In the middle of the night Howell jerked awake, ran to the bathroom and retched until he was too weak to rise from his knees. He sprawled on the linoleum floor, his cheek pressed against the cold porcelain of the toilet, still drunk, still sick, and shivering with cold. He tried not to think. That was the trick, he said to himself, struggling to his feet and leaning heavily against the wall, no thinking.
He shuffled out of the bathroom, through the living room, toward the kitchen. Don’t think about the girls you’ve screwed, don’t think about your wife; don’t think about the work and the glory; don’t think back, don’t think forward; don’t think about God or what’s waiting; don’t think at all.

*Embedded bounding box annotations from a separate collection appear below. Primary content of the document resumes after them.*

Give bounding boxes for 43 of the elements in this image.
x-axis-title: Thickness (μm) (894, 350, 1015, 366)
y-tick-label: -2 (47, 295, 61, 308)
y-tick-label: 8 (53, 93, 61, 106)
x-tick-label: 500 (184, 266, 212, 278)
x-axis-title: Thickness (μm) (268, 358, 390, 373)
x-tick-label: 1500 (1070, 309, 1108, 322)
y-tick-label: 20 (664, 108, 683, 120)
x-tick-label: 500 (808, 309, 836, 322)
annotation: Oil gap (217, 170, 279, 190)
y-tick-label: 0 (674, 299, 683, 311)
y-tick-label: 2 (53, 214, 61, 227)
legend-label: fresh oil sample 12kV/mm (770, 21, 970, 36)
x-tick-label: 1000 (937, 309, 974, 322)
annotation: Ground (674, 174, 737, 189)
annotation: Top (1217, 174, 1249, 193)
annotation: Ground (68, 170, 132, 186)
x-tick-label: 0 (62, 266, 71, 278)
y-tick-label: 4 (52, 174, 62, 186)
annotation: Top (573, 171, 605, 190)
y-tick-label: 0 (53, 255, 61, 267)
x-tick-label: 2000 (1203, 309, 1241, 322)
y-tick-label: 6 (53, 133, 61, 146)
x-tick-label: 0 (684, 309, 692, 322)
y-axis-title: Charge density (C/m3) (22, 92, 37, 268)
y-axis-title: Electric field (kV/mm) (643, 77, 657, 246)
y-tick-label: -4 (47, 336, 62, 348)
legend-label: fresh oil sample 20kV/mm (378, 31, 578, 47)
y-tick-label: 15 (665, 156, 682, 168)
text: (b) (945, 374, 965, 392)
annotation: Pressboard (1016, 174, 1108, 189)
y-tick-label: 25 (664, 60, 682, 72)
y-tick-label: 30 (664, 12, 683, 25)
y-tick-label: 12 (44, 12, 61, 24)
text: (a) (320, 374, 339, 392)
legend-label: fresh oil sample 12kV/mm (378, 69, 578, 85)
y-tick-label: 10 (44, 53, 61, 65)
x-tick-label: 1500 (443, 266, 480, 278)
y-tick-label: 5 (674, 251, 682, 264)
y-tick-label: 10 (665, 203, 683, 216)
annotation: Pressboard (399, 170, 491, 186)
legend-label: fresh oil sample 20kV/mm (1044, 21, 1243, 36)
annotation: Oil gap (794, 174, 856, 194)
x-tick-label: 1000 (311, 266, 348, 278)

He noticed vaguely that it was still raining outside. Don’t think about the rain. He made it to the kitchen and flipped the light switch. Nothing happened. Power failure. He ripped back the curtain and found the cold steel, found the box of fire and lead. He bruised a shoulder on the kitchen door jamb in the darkness, dropped the shotgun, picked it up again, got to the living room.
He sat down on the back of the sofa, facing the lake, and fumbled for the shells. Don’t hesitate, don’t think; one move after the other; no pauses. He got two shells into their chambers. Would it take two? Don’t think about it, keep moving right along. He turned the gun around, rested the stock on the floor, and put the barrels into his mouth. Steely, oily taste. He couldn’t reach the triggers and still keep the barrels where they would do the most good. He kicked off a shoe, ripped off a sock, and felt for the triggers with his big toe, trying twice and failing. His legs were too weak; his foot trembled uncontrollably whenever he lifted it from the floor.
He went to the desk and got a pencil, good old number two, yellow job, schoolboy’s friend. Don’t think about school, childhood; he wedged the pencil between his toes, put the barrels back into his mouth, got the toe-held pencil through the trigger guard, and pushed. The pencil slipped sideways, couldn’t be held by the toes. There was a flash of lightning, illuminating everything, making the barrels gleam, huge sticks of licorice protruding from his mouth. Finally, he got the pencil back into the trigger guard, froze it there for a moment, lifted his other foot to the pencil and pushed it against the triggers, hard, with both feet.